Today marks the release of the soundtrack to Richard Linklater's Boyhood; the movie opens this Friday, July 11, in the UK, NYC, and LA before going wider across the US next week. Shot over 12 years with the same cast, Boyhood is a groundbreaking story of growing up as seen through the eyes of a child who literally grows up on screen before the viewers’ eyes. The New York Times calls it "one of the most extraordinary movies of 2014, or for that matter the 21st century so far." The film’s soundtrack spans the story’s 12 years, with songs ranging from the year 2000 (Coldplay’s “Yellow”) to 2013 (Yo La Tengo’s “I’ll Be Around”), plus the Paul McCartney and Wings classic “Band on the Run” and the debut of a new song written by Jeff Tweedy.
Today marks the release of the soundtrack to Boyhood—a film written, directed, and co-produced by Richard Linklater—on Nonesuch Records; the movie, which is being distributed by IFC Films, opens this Friday, July 11, in the UK, New York, and Los Angeles before going wider across the US beginning next week. Shot over 12 years with the same cast, Boyhood is a groundbreaking story of growing up as seen through the eyes of a child named Mason (a breakthrough performance by Ellar Coltrane), who literally grows up on screen before the viewers’ eyes.
The New York Times film critic A.O. Scott calls Boyhood "one of the most extraordinary movies of 2014, or for that matter the 21st century so far." Film critic David Edelstein, in a review for CBS Sunday Morning, says: "Boyhood makes each moment momentous."
The film’s soundtrack spans the story’s 12 years, with songs ranging from the year 2000 (Coldplay’s “Yellow” and The Hives’ “Hate to Say I Told You So”) to 2013 (Yo La Tengo’s “I’ll Be Around”). The album also includes the classic “Band on the Run,” by Paul McCartney and Wings (from the 2010 re-mastered album of the same name) and the debut of a new song written by Jeff Tweedy and performed by the father/son duo Tweedy—“Summer Noon.” The Boyhood soundtrack album was produced by Richard Linklater and Randall Poster.
To pick up a copy of the Boyhood soundtrack, head to iTunes or the Nonesuch Store, where CD orders include a free download of the complete album at checkout; MP3 and FLAC lossless files are also available to purchase there.
Starring Ethan Hawke and Patricia Arquette as Mason’s parents and newcomer Lorelei Linklater as his sister Samantha, Boyhood charts the rocky terrain of childhood like no other film has before. Snapshots of adolescence from road trips and family dinners to birthdays and graduations and all the moments in between become transcendent. Boyhood is both a nostalgic time capsule of the recent past and an ode to growing up and parenting.

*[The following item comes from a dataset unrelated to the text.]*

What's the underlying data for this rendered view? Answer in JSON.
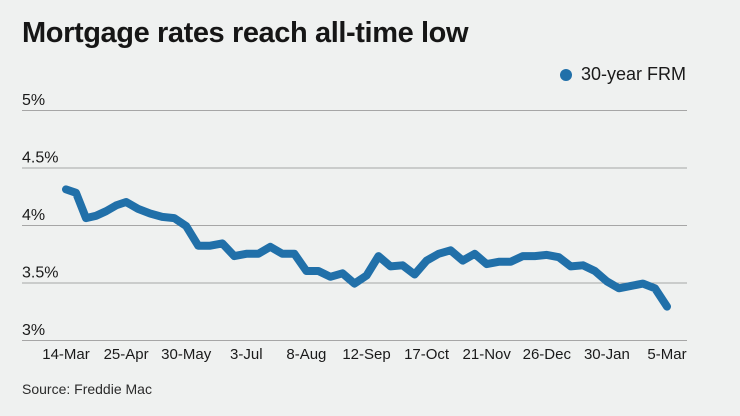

Cathleen Sutherland produced the film with Linklater.
Before Slacker, an experimental narrative revolving around 24 hours in the lives of 100 characters, garnered acclaim in 1991, Richard Linklater had made many shorts and completed a Super 8 feature, It’s Impossible to Learn to Plow by Reading Books (1988).
Linklater’s additional credits include the 1970s cult hit Dazed and Confused (1993); Before Sunrise (1995), for which Linklater won the Berlin Film Festival Silver Bear Award for Best Director; Suburbia (1997); The Newton Boys (1998), a western/gangster film set in the 1920s; the animated feature Waking Life (2001); the real-time drama Tape (2001); the hit comedy School of Rock (2003); $5.15 an Hour (2003, HBO), Before Sunset (2004) which earned him an Academy Award nomination; Bad News Bears (2005); A Scanner Darkly (2006); Fast Food Nation (2006); Inning by Inning: A Portrait of a Coach (2008); Me and Orson Welles (2009); Bernie (2012); Up to Speed (2012, Hulu); Before Midnight (2013); and Boyhood (2014).
Linklater also serves as the Artistic Director for the Austin Film Society, which he founded in 1985 to showcase films from around the world that were not typically shown in Austin. Now one of the nation’s top film organizations, The Austin Film Society shows more than 200 films a year, has educational programs, and has given out more than $1,500,000 in grants to Texas filmmakers since 1996.